Next, you need to define some basic functions. You can directly download and import the d2l library, which is available in Mu Shen's teaching materials. However, there are errors when installing d2l. Therefore, if you do not want to install d2l, you can refer to the following functions. You can also write these functions into your own package for easy import.

# Define data iterator functions
def load_array(data_arrays, batch_size, is_train=True): 
    """Construct a PyTorch Data iterator"""
    dataset = data.TensorDataset(*data_arrays)#Convert data to tensor
    return data.DataLoader(dataset, batch_size, shuffle=is_train)
# Define a class to receive variables
class Accumulator:  #@save
    """stay n Accumulated on variables"""
    def __init__(self, n):
        self.data = [0.0] * n

    def add(self, *args):
        self.data = [a + float(b) for a, b in zip(self.data, args)]

    def reset(self):
        self.data = [0.0] * len(self.data)
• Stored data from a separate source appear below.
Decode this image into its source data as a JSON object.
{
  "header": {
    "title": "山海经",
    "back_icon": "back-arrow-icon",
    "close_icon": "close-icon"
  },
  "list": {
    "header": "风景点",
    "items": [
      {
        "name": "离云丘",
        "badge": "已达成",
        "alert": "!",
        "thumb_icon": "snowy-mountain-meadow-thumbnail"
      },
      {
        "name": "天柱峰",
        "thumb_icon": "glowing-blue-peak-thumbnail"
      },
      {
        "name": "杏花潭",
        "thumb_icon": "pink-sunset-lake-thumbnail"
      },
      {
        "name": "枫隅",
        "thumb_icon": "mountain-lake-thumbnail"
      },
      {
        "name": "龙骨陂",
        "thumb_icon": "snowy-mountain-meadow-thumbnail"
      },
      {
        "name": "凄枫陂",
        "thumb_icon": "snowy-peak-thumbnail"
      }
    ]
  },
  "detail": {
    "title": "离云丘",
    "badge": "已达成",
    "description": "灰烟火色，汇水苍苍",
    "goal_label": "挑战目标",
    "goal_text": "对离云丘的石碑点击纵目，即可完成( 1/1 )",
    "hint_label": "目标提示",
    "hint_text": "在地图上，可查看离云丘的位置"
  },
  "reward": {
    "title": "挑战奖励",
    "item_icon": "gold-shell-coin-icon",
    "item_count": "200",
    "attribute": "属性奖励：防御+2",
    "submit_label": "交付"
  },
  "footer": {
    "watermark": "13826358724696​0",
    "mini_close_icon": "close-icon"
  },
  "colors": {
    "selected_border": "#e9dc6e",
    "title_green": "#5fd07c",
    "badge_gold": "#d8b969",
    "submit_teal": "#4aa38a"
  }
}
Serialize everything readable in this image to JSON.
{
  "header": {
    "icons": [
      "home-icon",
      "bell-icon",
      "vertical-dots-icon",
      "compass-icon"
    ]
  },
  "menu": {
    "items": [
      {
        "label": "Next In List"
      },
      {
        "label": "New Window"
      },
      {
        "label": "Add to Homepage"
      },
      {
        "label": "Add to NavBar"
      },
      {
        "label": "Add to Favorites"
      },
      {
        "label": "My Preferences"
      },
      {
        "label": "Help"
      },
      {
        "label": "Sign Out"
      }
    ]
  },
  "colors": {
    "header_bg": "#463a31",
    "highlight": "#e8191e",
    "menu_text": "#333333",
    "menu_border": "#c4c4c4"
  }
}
    def __getitem__(self, idx):
        return self.data[idx]
# Define accuracy function
def accuracy(y_hat, y):  #@save
    """Calculate predicted correct quantity"""
    if len(y_hat.shape) > 1 and y_hat.shape[1] > 1:
        y_hat = y_hat.argmax(axis=1)
    cmp = y_hat.type(y.dtype) == y
    return float(cmp.type(y.dtype).sum())
# Calculation error function
def evaluate_loss(net, data_iter, loss):  #@save
    """Evaluate the loss of models on a given dataset"""
    metric = Accumulator(2)  # Sum of losses, number of samples
    for X, y in data_iter:
        out = net(X)
        y = y.reshape(out.shape)
        l = loss(out, y)
        metric.add(l.sum(), l.numel())
    return metric[0] / metric[1]
# Training function
def train_epoch(net, train_iter,loss,updater):
    """Three variables, training loss, training accuracy, sample number"""
    metric = Accumulator(3)
    for X,y in train_iter:
        y_hat = net(X)
        l = loss(y_hat,y)
        if isinstance(updater, torch.optim.Optimizer):#If pytorch built-in optimizer
            """Self defined optimizer"""
    return metric[0]/metric[2], metric[1]/metric[2]
# Define axis functions
def set_axes(axes, xlabel, ylabel, xlim, ylim, xscale, yscale, legend):
    """set up matplotlib Axis of"""
    if legend:
# Define save function
def use_svg_display():  #@save
    """apply svg Format in Jupyter Show drawing in"""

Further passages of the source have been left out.